冒号前代表类的标签“1” “0”,冒号后对应的是其类的惩罚权重;默认情况下设为1:1
如果设为1:2, 0:1则代表“划分”类的惩罚权重加大,意味着如果“不划分”的类误判为“划分”,Loss是翻倍的,所以{1:2, 0:1}结果相比于{1:1, 0:1},“不划分”类的精确度是提高了的!同理,为了提高“划分”精度,可以给标签0更大的权值。
之前对plot不太熟,现在看起来很套路嘛。如果想画出刚刚那个“三分类的图”,其实就是初始化两个新的带权重的SVM:clf和clf0,画图的代码如下。
x_min, x_max = x_train[:, 0].min() - 1, x_train[:, 0].max() + 1
y_min, y_max = x_train[:, 1].min() - 1, x_train[:, 1].max() + 1
xx, yy = np.meshgrid(np.arange(x_min, x_max, 0.1),
np.arange(y_min, y_max, 0.1))
Z = clf.predict(np.c_[xx.ravel(), yy.ravel()])
Z = Z.reshape(xx.shape)
Z0 = clf0.predict(np.c_[xx.ravel(), yy.ravel()])
Z0 = Z0.reshape(xx.shape)
plt.contourf(xx, yy, Z, alpha=0.3)
plt.contourf(xx, yy, Z0, alpha=0.3)
plt.scatter(x_train[:, 0], x_train[:, 1], c=y_train.ravel(), alpha=0.7, marker='+', linewidths=10)

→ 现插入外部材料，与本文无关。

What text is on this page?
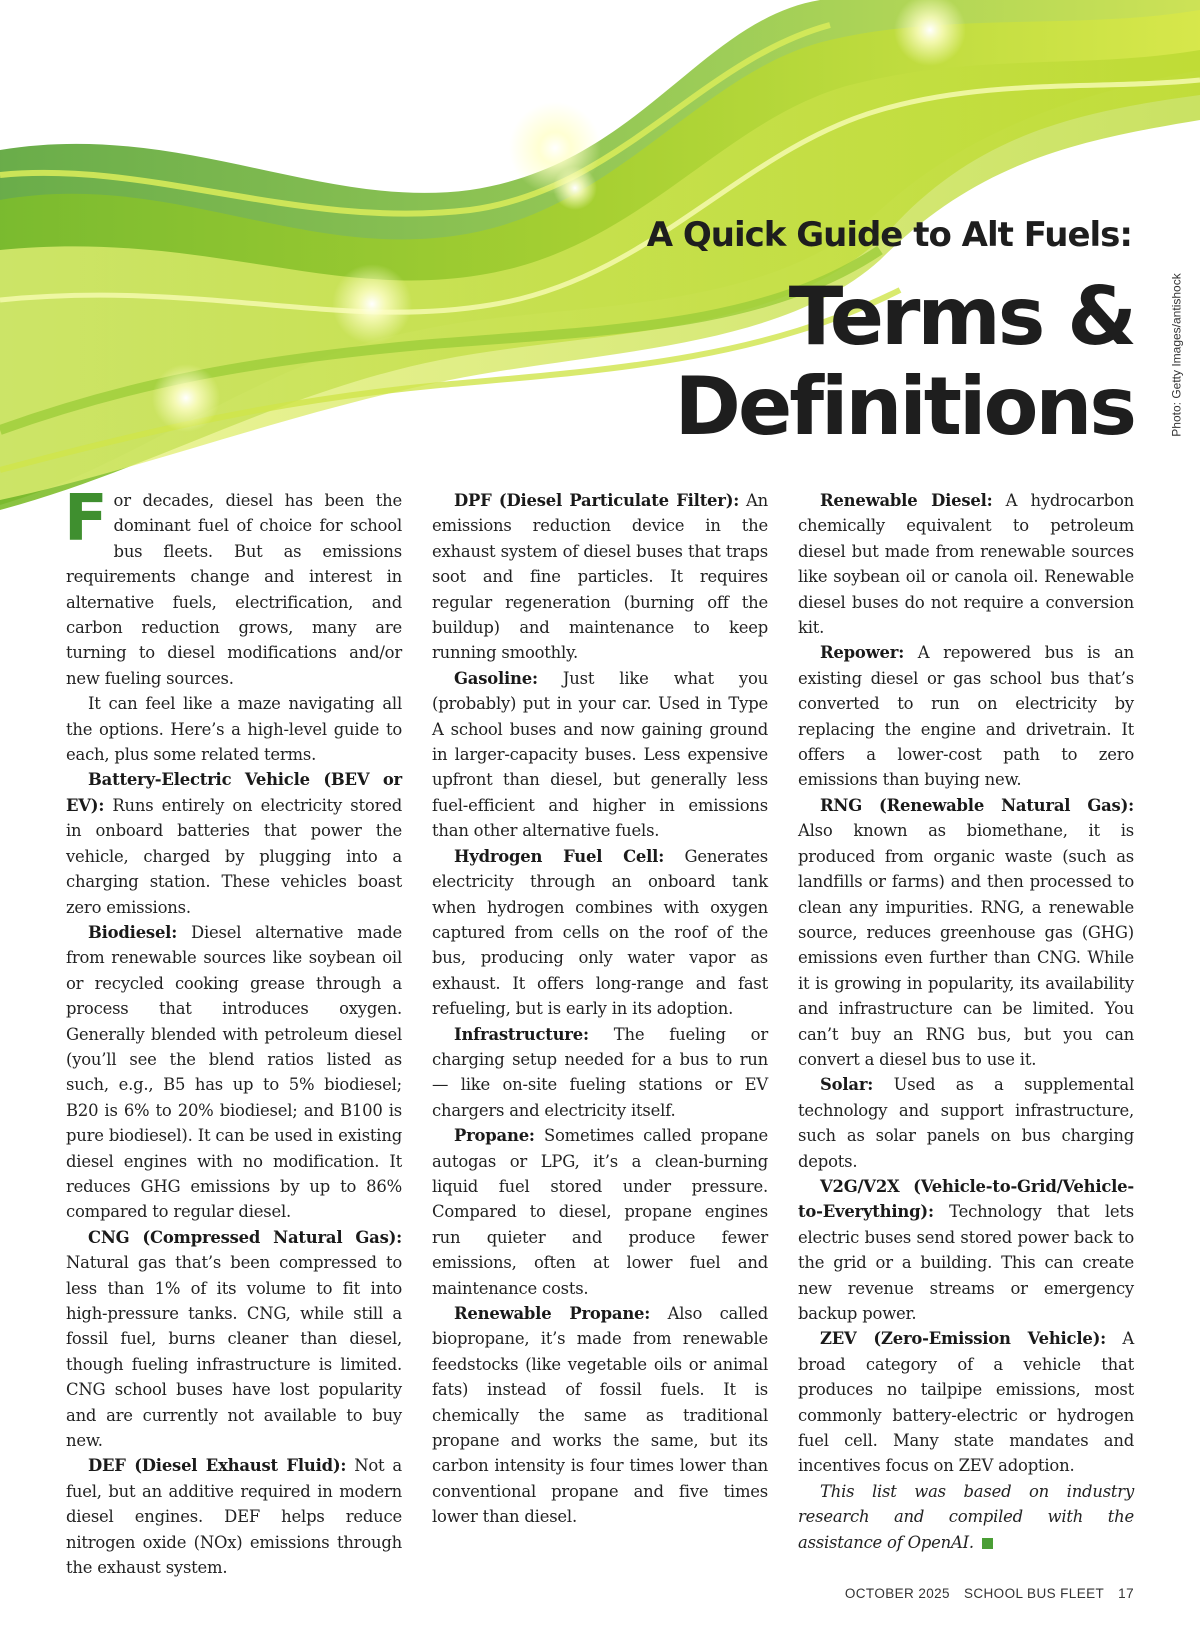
A Quick Guide to Alt Fuels:

Terms &
Definitions	Photo: Getty Images/antishock

For decades, diesel has been the dominant fuel of choice for school bus fleets. But as emissions requirements change and interest in alternative fuels, electrification, and carbon reduction grows, many are turning to diesel modifications and/or new fueling sources.

It can feel like a maze navigating all the options. Here’s a high-level guide to each, plus some related terms.

Battery-Electric Vehicle (BEV or EV): Runs entirely on electricity stored in onboard batteries that power the vehicle, charged by plugging into a charging station. These vehicles boast zero emissions.

Biodiesel: Diesel alternative made from renewable sources like soybean oil or recycled cooking grease through a process that introduces oxygen. Generally blended with petroleum diesel (you’ll see the blend ratios listed as such, e.g., B5 has up to 5% biodiesel; B20 is 6% to 20% biodiesel; and B100 is pure biodiesel). It can be used in existing diesel engines with no modification. It reduces GHG emissions by up to 86% compared to regular diesel.

CNG (Compressed Natural Gas): Natural gas that’s been compressed to less than 1% of its volume to fit into high-pressure tanks. CNG, while still a fossil fuel, burns cleaner than diesel, though fueling infrastructure is limited. CNG school buses have lost popularity and are currently not available to buy new.

DEF (Diesel Exhaust Fluid): Not a fuel, but an additive required in modern diesel engines. DEF helps reduce nitrogen oxide (NOx) emissions through the exhaust system.

DPF (Diesel Particulate Filter): An emissions reduction device in the exhaust system of diesel buses that traps soot and fine particles. It requires regular regeneration (burning off the buildup) and maintenance to keep running smoothly.

Gasoline: Just like what you (probably) put in your car. Used in Type A school buses and now gaining ground in larger-capacity buses. Less expensive upfront than diesel, but generally less fuel-efficient and higher in emissions than other alternative fuels.

Hydrogen Fuel Cell: Generates electricity through an onboard tank when hydrogen combines with oxygen captured from cells on the roof of the bus, producing only water vapor as exhaust. It offers long-range and fast refueling, but is early in its adoption.

Infrastructure: The fueling or charging setup needed for a bus to run — like on-site fueling stations or EV chargers and electricity itself.

Propane: Sometimes called propane autogas or LPG, it’s a clean-burning liquid fuel stored under pressure. Compared to diesel, propane engines run quieter and produce fewer emissions, often at lower fuel and maintenance costs.

Renewable Propane: Also called biopropane, it’s made from renewable feedstocks (like vegetable oils or animal fats) instead of fossil fuels. It is chemically the same as traditional propane and works the same, but its carbon intensity is four times lower than conventional propane and five times lower than diesel.

Renewable Diesel: A hydrocarbon chemically equivalent to petroleum diesel but made from renewable sources like soybean oil or canola oil. Renewable diesel buses do not require a conversion kit.

Repower: A repowered bus is an existing diesel or gas school bus that’s converted to run on electricity by replacing the engine and drivetrain. It offers a lower-cost path to zero emissions than buying new.

RNG (Renewable Natural Gas): Also known as biomethane, it is produced from organic waste (such as landfills or farms) and then processed to clean any impurities. RNG, a renewable source, reduces greenhouse gas (GHG) emissions even further than CNG. While it is growing in popularity, its availability and infrastructure can be limited. You can’t buy an RNG bus, but you can convert a diesel bus to use it.

Solar: Used as a supplemental technology and support infrastructure, such as solar panels on bus charging depots.

V2G/V2X (Vehicle-to-Grid/Vehicle-to-Everything): Technology that lets electric buses send stored power back to the grid or a building. This can create new revenue streams or emergency backup power.

ZEV (Zero-Emission Vehicle): A broad category of a vehicle that produces no tailpipe emissions, most commonly battery-electric or hydrogen fuel cell. Many state mandates and incentives focus on ZEV adoption.

This list was based on industry research and compiled with the assistance of OpenAI.

OCTOBER 2025 SCHOOL BUS FLEET 17
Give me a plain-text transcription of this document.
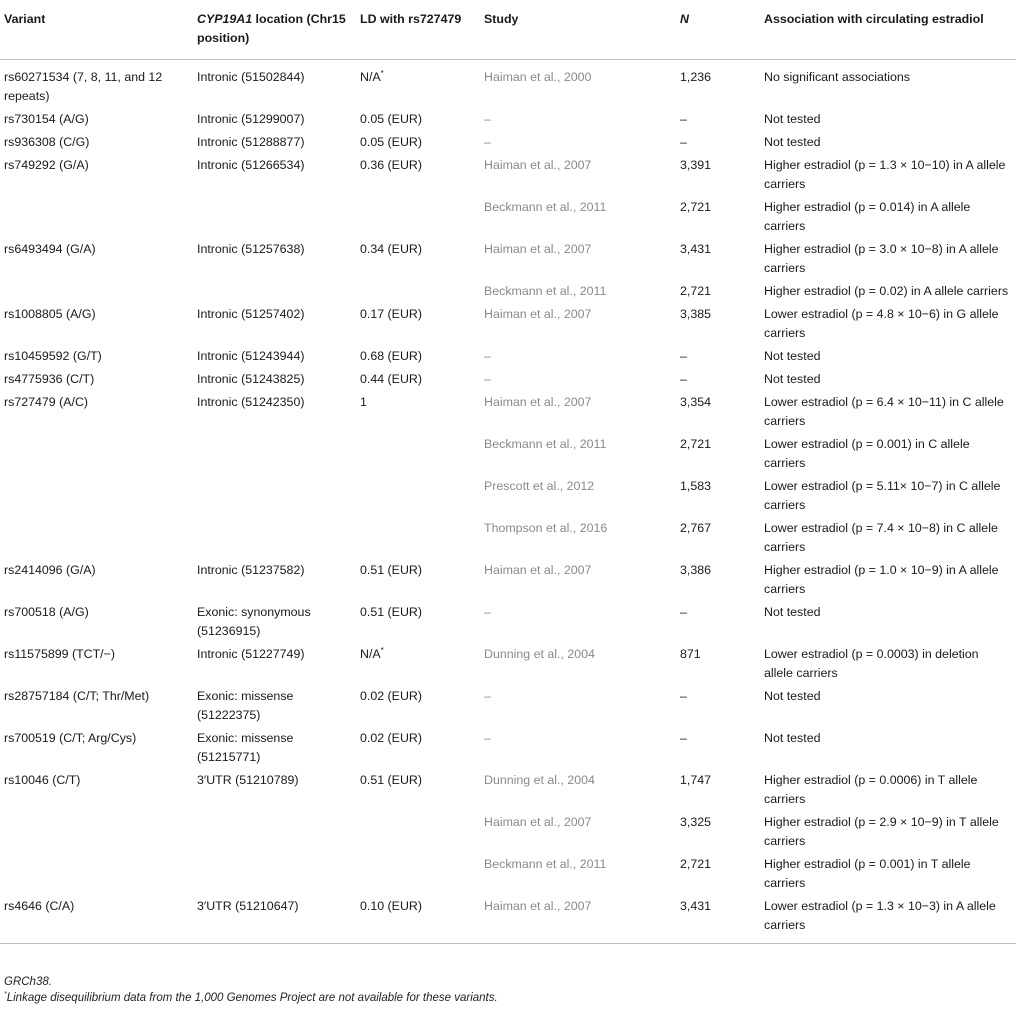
Variant	CYP19A1 location (Chr15 position)	LD with rs727479	Study	N	Association with circulating estradiol
rs60271534 (7, 8, 11, and 12 repeats)	Intronic (51502844)	N/A*	Haiman et al., 2000	1,236	No significant associations
rs730154 (A/G)	Intronic (51299007)	0.05 (EUR)	–	–	Not tested
rs936308 (C/G)	Intronic (51288877)	0.05 (EUR)	–	–	Not tested
rs749292 (G/A)	Intronic (51266534)	0.36 (EUR)	Haiman et al., 2007	3,391	Higher estradiol (p = 1.3 × 10−10) in A allele carriers
			Beckmann et al., 2011	2,721	Higher estradiol (p = 0.014) in A allele carriers
rs6493494 (G/A)	Intronic (51257638)	0.34 (EUR)	Haiman et al., 2007	3,431	Higher estradiol (p = 3.0 × 10−8) in A allele carriers
			Beckmann et al., 2011	2,721	Higher estradiol (p = 0.02) in A allele carriers
rs1008805 (A/G)	Intronic (51257402)	0.17 (EUR)	Haiman et al., 2007	3,385	Lower estradiol (p = 4.8 × 10−6) in G allele carriers
rs10459592 (G/T)	Intronic (51243944)	0.68 (EUR)	–	–	Not tested
rs4775936 (C/T)	Intronic (51243825)	0.44 (EUR)	–	–	Not tested
rs727479 (A/C)	Intronic (51242350)	1	Haiman et al., 2007	3,354	Lower estradiol (p = 6.4 × 10−11) in C allele carriers
			Beckmann et al., 2011	2,721	Lower estradiol (p = 0.001) in C allele carriers
			Prescott et al., 2012	1,583	Lower estradiol (p = 5.11× 10−7) in C allele carriers
			Thompson et al., 2016	2,767	Lower estradiol (p = 7.4 × 10−8) in C allele carriers
rs2414096 (G/A)	Intronic (51237582)	0.51 (EUR)	Haiman et al., 2007	3,386	Higher estradiol (p = 1.0 × 10−9) in A allele carriers
rs700518 (A/G)	Exonic: synonymous (51236915)	0.51 (EUR)	–	–	Not tested
rs11575899 (TCT/−)	Intronic (51227749)	N/A*	Dunning et al., 2004	871	Lower estradiol (p = 0.0003) in deletion allele carriers
rs28757184 (C/T; Thr/Met)	Exonic: missense (51222375)	0.02 (EUR)	–	–	Not tested
rs700519 (C/T; Arg/Cys)	Exonic: missense (51215771)	0.02 (EUR)	–	–	Not tested
rs10046 (C/T)	3′UTR (51210789)	0.51 (EUR)	Dunning et al., 2004	1,747	Higher estradiol (p = 0.0006) in T allele carriers
			Haiman et al., 2007	3,325	Higher estradiol (p = 2.9 × 10−9) in T allele carriers
			Beckmann et al., 2011	2,721	Higher estradiol (p = 0.001) in T allele carriers
rs4646 (C/A)	3′UTR (51210647)	0.10 (EUR)	Haiman et al., 2007	3,431	Lower estradiol (p = 1.3 × 10−3) in A allele carriers
GRCh38.
*Linkage disequilibrium data from the 1,000 Genomes Project are not available for these variants.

plt.xlabel("log10(SubVar)")
plt.ylabel("log10(Var)")
plt.show()
3、HM中的映射
300行代码;写的是有点点乱;
因为是不同的QP和不同的CU尺寸组合下的双SVM,因此一共有4*3*2=24套系数;
需要注意的就是特征同样需要归一化,减去均值,除以方差:X = (X_org -X_mean) / X_var;
均值方差使用的就是各种特征在训练集里的均值方差;
最后发现每组双SVM的系数接近于 仅需调整截距,斜率系数只是微调;这跟我最初只使用一个SVM然后通过加减1,手动调节上下边界线的做法基本是一致的,当初没想明白怎么回事;
最终实现了全I帧0.8%的BD-rate loss 40%多的加速,希望可以毕业。
4、总结
从不知道方案是否可行、不会提数据、提取特征遇到bug、不知道数据归一化、训练完SVM只有70%准确率这样的SVM有没有达到最优、还有哪里是可以优化的空间、加到HM代码里优化极限又是什么样的、论文该怎么写等等都很心虚;